Dr. Mohsen Mohammadi, director of the Marine Additive Manufacturing Centre of Excellence and master’s student Carter Baxter examine a 3D printed metal component. Image: Rob Blanchard Photo UNB

FREDERICTON– On Tuesday the University of New Brunswick launched Canada’s first research centre for 3D metal printing for the marine and defence industries.

The  Marine Additive Manufacturing Centre of Excellence  will combine research, commercialization and workforce development and training.  This centre is the result of a partnership between the University of New Brunswick, Custom Fabricators and Machinists (CFM), and community colleges in New Brunswick and Nova Scotia.

The centre will be the first in Canada to use 3D metal printing for manufacturing certified, custom parts for the marine sector. Its mission is to ensure the adoption of this technology in the marine sector by developing new methods, procedures, and effective training programs.

Dr. Mohsen Mohammadi, director of the Marine Additive Manufacturing Centre of Excellence and assistant professor of mechanical engineering at UNB, will lead the research and development component of the centre, with CFM partnering on commercialization. The New Brunswick Community College, Collège Communautaire du Nouveau-Brunswick and the Nova Scotia Community College will lead workforce development and training.

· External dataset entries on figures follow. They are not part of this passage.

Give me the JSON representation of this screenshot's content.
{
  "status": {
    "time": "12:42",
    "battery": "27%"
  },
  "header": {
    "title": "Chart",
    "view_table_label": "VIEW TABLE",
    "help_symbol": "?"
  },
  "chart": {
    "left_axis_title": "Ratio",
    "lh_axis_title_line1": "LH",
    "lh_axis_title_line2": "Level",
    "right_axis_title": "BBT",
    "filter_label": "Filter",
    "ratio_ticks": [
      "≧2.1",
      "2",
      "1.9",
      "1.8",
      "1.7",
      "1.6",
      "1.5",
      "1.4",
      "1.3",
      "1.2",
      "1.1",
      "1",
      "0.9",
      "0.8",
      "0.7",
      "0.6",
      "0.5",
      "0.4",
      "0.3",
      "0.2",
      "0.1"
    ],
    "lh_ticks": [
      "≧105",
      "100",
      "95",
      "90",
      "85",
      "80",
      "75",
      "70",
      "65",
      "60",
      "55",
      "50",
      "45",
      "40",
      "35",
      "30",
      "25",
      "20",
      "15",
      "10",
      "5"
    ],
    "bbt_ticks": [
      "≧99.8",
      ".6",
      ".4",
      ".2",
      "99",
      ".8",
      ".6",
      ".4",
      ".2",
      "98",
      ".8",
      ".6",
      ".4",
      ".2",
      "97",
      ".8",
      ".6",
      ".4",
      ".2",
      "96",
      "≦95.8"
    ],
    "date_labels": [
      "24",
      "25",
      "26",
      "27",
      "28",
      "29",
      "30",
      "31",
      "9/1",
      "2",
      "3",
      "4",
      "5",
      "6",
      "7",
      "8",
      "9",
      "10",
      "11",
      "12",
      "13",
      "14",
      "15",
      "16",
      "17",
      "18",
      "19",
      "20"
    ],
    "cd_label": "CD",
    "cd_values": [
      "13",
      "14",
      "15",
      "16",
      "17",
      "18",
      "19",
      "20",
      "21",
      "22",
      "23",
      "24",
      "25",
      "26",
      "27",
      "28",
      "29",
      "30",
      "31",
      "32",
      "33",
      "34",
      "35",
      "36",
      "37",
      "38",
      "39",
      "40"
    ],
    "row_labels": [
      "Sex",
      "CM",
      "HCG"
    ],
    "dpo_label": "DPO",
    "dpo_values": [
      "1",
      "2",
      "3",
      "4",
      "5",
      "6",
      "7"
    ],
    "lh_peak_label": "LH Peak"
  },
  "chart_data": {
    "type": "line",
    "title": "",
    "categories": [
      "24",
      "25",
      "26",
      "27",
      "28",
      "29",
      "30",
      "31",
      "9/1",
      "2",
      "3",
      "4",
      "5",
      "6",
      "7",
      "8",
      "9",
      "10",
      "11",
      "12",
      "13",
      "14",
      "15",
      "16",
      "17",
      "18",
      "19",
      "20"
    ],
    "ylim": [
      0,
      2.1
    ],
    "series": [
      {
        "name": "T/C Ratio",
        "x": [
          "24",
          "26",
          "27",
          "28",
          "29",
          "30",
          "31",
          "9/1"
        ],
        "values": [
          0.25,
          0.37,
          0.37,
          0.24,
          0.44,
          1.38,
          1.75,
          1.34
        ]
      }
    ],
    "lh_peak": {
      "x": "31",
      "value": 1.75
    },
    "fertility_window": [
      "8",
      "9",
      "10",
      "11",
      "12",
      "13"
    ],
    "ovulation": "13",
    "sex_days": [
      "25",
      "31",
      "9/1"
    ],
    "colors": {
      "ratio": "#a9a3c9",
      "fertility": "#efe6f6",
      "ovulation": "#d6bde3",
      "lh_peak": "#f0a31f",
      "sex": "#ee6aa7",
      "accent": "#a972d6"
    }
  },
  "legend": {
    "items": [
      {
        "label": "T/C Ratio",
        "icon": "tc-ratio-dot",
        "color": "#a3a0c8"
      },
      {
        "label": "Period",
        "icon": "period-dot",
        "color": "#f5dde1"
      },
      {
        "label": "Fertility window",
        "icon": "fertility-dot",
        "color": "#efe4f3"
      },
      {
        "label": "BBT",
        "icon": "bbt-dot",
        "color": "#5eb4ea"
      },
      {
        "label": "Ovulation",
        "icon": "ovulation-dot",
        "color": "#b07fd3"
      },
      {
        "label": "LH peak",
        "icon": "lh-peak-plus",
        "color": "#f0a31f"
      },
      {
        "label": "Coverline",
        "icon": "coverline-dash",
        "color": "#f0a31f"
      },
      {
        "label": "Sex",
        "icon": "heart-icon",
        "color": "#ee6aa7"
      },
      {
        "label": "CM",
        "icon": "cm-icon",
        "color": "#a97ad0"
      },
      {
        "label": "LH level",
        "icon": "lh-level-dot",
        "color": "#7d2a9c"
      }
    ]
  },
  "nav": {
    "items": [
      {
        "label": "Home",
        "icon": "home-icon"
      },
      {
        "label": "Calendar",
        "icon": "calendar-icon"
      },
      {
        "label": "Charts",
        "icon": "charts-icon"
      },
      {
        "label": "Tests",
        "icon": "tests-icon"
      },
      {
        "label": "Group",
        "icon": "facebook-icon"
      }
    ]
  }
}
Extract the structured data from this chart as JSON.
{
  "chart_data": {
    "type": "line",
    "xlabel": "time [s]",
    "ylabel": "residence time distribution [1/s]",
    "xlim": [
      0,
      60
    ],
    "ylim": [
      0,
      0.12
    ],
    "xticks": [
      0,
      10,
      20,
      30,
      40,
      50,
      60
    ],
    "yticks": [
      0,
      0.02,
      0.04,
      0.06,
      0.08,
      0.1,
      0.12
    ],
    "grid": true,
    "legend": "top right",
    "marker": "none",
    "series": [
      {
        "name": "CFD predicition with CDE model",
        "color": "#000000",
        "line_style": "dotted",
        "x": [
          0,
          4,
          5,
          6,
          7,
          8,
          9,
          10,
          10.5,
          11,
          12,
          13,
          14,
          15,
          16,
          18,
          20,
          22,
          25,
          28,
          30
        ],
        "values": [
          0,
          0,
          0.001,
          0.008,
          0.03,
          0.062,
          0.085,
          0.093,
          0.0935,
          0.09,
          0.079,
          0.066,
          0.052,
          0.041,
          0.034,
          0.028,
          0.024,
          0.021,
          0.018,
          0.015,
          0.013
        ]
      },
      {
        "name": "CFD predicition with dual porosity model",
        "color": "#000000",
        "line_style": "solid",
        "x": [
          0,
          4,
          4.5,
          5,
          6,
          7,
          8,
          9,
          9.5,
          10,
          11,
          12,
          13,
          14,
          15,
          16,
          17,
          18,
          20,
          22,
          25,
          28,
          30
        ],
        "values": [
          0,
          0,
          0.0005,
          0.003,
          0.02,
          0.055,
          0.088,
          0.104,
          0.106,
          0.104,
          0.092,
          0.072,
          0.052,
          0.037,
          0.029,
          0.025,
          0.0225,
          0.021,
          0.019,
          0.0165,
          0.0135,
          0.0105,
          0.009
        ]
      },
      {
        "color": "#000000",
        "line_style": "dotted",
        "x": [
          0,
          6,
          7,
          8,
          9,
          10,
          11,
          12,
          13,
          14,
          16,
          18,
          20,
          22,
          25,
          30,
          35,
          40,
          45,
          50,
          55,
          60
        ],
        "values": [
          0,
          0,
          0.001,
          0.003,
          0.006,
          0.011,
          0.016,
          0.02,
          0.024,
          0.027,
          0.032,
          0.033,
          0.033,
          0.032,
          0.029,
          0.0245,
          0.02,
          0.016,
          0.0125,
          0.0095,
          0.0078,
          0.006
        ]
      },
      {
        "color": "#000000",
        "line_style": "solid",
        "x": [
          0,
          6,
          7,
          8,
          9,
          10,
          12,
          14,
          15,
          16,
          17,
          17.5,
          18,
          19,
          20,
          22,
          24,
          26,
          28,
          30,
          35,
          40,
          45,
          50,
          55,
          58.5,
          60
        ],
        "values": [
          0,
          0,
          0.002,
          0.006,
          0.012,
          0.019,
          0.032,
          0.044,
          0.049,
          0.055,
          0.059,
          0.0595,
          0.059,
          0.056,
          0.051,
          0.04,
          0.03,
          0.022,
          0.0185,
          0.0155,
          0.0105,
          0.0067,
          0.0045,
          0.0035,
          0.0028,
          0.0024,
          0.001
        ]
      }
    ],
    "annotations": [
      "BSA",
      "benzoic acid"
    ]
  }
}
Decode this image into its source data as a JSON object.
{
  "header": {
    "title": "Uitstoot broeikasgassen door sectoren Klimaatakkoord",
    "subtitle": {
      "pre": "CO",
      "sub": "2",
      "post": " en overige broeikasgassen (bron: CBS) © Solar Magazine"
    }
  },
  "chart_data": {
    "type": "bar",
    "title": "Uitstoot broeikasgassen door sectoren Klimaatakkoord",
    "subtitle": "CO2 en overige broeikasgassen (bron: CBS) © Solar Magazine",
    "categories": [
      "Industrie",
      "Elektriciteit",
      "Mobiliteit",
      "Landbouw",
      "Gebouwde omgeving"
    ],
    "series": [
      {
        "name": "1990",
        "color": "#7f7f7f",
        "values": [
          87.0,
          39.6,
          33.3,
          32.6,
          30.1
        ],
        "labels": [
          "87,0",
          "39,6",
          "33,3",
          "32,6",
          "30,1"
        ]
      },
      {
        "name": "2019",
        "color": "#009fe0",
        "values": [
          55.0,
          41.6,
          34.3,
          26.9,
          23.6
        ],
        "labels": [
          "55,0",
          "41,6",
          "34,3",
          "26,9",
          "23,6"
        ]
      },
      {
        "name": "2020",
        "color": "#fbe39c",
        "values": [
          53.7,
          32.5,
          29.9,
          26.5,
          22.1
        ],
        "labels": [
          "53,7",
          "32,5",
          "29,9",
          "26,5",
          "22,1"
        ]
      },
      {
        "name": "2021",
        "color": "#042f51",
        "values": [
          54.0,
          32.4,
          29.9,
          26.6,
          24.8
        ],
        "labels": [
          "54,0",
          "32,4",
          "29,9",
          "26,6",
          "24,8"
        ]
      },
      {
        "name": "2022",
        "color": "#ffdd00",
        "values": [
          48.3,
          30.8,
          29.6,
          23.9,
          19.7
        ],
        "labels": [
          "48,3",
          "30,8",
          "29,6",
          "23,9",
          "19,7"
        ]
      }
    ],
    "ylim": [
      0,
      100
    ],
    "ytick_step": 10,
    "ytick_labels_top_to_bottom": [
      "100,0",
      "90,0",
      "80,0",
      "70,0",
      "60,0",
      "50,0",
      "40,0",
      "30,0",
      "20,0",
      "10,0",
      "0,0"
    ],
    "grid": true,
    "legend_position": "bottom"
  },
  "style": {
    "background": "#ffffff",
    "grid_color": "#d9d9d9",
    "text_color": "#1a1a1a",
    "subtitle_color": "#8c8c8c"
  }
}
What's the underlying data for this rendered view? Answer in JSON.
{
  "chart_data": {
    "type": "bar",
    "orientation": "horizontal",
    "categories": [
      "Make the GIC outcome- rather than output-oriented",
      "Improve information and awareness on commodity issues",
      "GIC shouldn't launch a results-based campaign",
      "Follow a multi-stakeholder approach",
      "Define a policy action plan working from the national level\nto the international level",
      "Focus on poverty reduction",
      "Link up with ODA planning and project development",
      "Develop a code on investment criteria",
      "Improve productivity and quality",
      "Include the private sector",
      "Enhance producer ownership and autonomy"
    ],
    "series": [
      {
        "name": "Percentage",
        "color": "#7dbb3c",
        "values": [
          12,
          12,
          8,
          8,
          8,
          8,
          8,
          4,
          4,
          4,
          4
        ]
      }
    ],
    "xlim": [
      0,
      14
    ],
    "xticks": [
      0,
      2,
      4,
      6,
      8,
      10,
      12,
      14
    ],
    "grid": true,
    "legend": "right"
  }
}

“We’re seeing more and more people show interest in coming to New Brunswick to be part of what we’re doing.  This is the first centre of its kind in Canada and we are doing it right here in New Brunswick,” said Mohammadi. “Our technology is greener and more efficient than conventional methods and will create high value jobs here in Atlantic Canada.”

The multi-million-dollar centre is currently funded by Lockheed Martin Aeronautics and Irving Shipbuilding Inc. Lockheed Martin Aeronautics’ $2.7-million contribution is a part of its industrial and regional benefits obligation to the federal government for its contract for the CP-140 Aurora Structural Life Extension Project.

“We are very pleased to see our Industrial Technology Benefit supporting the creation of the University of New Brunswick’s Marine Additive Manufacturing Centre of Excellence. Innovations such as 3D metal printing are the way of the future and Lockheed Martin is always looking at methods to increase our efficiency and effectiveness in the field of advanced manufacturing,” said Charles Bouchard, CEO of Lockheed Martin Canada, in a release.

Irving Shipbuilding’s $750,000 investment is a part of its Value Proposition commitments under the National Shipbuilding Strategy (NSS).

“As the commercialization partner, CFM is pleased to be hosting the 3D printing equipment at our facility, and we look forward to working with the community colleges to provide a hands-on classroom to train the next generation of skilled machinists and fabricators,” said David Saucy, vice-president construction and equipment division of J.D. Irving, Limited, in a release.

“We also look forward to working closely with Dr. Mohammadi and his team as we integrate this new technology into our existing global customer base as well as developing new markets in the growing marine manufacturing sector.”

The university says nearly $5-million centre is expected to triple its funding in the coming year with other partners coming on board.